Gazeteci Canan Coşkun hakkında, gazeteciler Can Dündar ve Erdem Gül’ün tutuklanmasına ilişkin yazdığı “Erdoğan buyurdu, gazetecilik tutuklandı” haberi nedeniyle “Cumhurbaşkanına hakaret” iddiasıyla açılan davanın ilk duruşması görüldü.
Cumhuriyet gazetesinin eski muhabiri Canan Coşkun hakkında “Cumhurbaşkanına hakaret” iddiasıyla açılan davanın ilk duruşması İstanbul 40’ıncı Asliye Ceza Mahkemesi’nde görüldü. Coşkun’un katılmadığı duruşmada avukatı Abbas Yalçın hazır bulundu. Avukat Yalçın, Coşkun’un, suçlamaya konu yapılan haberinin internette yayınlanmasıyla ilgili bir sorumluluğu olmadığını belirterek, Basın Kanunu uyarınca dava açılabilmesi için tanınan dört aylık sürenin aşıldığını kaydetti. Yalçın, bu nedenle davanın düşmesi yönünde karar verilmesini talep etti.

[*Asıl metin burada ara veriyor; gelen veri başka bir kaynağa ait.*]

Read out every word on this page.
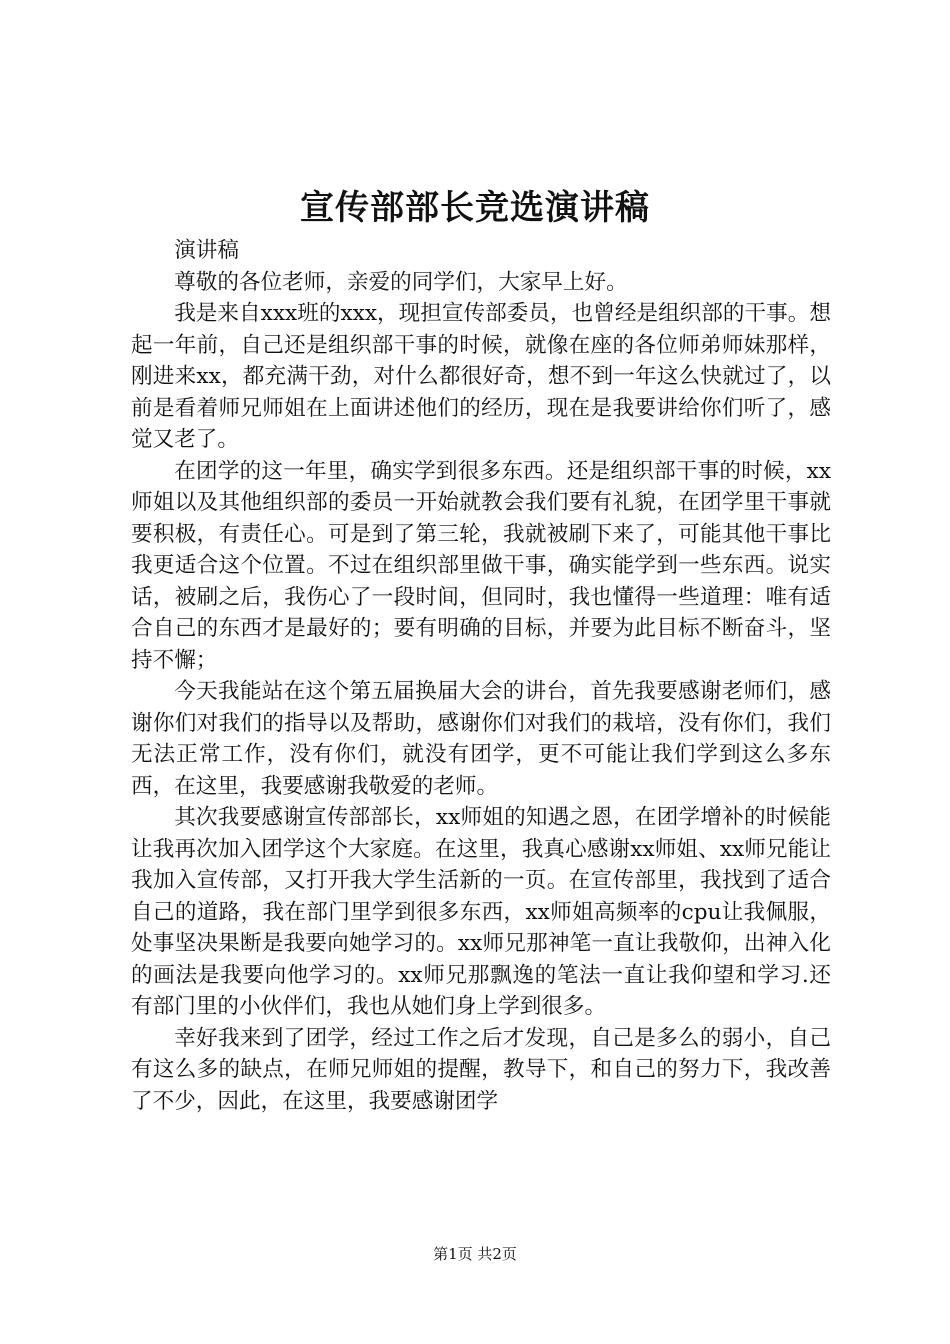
宣传部部长竞选演讲稿

演讲稿

尊敬的各位老师，亲爱的同学们，大家早上好。

我是来自xxx班的xxx，现担宣传部委员，也曾经是组织部的干事。想起一年前，自己还是组织部干事的时候，就像在座的各位师弟师妹那样，刚进来xx，都充满干劲，对什么都很好奇，想不到一年这么快就过了，以前是看着师兄师姐在上面讲述他们的经历，现在是我要讲给你们听了，感觉又老了。

在团学的这一年里，确实学到很多东西。还是组织部干事的时候，xx师姐以及其他组织部的委员一开始就教会我们要有礼貌，在团学里干事就要积极，有责任心。可是到了第三轮，我就被刷下来了，可能其他干事比我更适合这个位置。不过在组织部里做干事，确实能学到一些东西。说实话，被刷之后，我伤心了一段时间，但同时，我也懂得一些道理：唯有适合自己的东西才是最好的；要有明确的目标，并要为此目标不断奋斗，坚持不懈；

今天我能站在这个第五届换届大会的讲台，首先我要感谢老师们，感谢你们对我们的指导以及帮助，感谢你们对我们的栽培，没有你们，我们无法正常工作，没有你们，就没有团学，更不可能让我们学到这么多东西，在这里，我要感谢我敬爱的老师。

其次我要感谢宣传部部长，xx师姐的知遇之恩，在团学增补的时候能让我再次加入团学这个大家庭。在这里，我真心感谢xx师姐、xx师兄能让我加入宣传部，又打开我大学生活新的一页。在宣传部里，我找到了适合自己的道路，我在部门里学到很多东西，xx师姐高频率的cpu让我佩服，处事坚决果断是我要向她学习的。xx师兄那神笔一直让我敬仰，出神入化的画法是我要向他学习的。xx师兄那飘逸的笔法一直让我仰望和学习.还有部门里的小伙伴们，我也从她们身上学到很多。

幸好我来到了团学，经过工作之后才发现，自己是多么的弱小，自己有这么多的缺点，在师兄师姐的提醒，教导下，和自己的努力下，我改善了不少，因此，在这里，我要感谢团学

第1页 共2页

Avukat Yalçın, “Şikayete konu ifadeler, gazetenin birinci sayfasında yer almıştır. Bunun nasıl, ne şekilde, hangi sayfada yayınlanacağı da müvekkilimi değil gazete yönetimini ilgilendirir. Bu nedenle derhal beraat talep ediyoruz” dedi. Mahkeme hakimi, beraat yönündeki taleplerin gelecek celse değerlendirilmesine karar vererek duruşmayı, 20 Haziran’a erteledi.
Ne olmuştu?
Cumhuriyet gazetesinin eski Genel Yayın Yönetmeni Can Dündar ve eski Ankara Temsilcisi Erdem Gül’ün tutuklanmasının ardından, 27 Kasım 2015 tarihinde yayımlanan “Erdoğan buyurdu, gazetecilik tutuklandı” başlıklı haberi nedeniyle Coşkun’a “Cumhurbaşkanına hakaret” suçlamasıyla dava açıldı. Coşkun hakkında hazırlanan iddianamede, “Haber metninin genelinde Cumhurbaşkanının konuyu kendi kişisel davası gibi ele aldığını ifade ederek Sayın Cumhurbaşkanının adeta bir kişisel husumet ve kin duygusuyla hareket etmek ve hukuka aykırı talimatlar vermek suretiyle şüphelinin tutuklanmasına neden olduğu isnadında bulunduğu, her ne kadar basılı eserler yönünden Basın Kanununun 26. Maddesinde yazılı bulunan 4 aylık sürenin dolduğu görülmüş ise de aynı haberin internetten de yayımlandığı, dolayısıyla herhangi bir dava zamanaşımı sürecine bu açıdan tabi olmadığı” ifadelerine yer verildi.
Savcı, haberin, “Eleştiri hak ve görevini aşarak küçültücü, incitici, abartılı söz/ifade kullanılmak suretiyle Cumhurbaşkanına karşı onur, şeref ve saygınlığını rencide edebilecek nitelikte olduğu” iddiasıyla Coşkun’un cezalandırılmasını talep etti.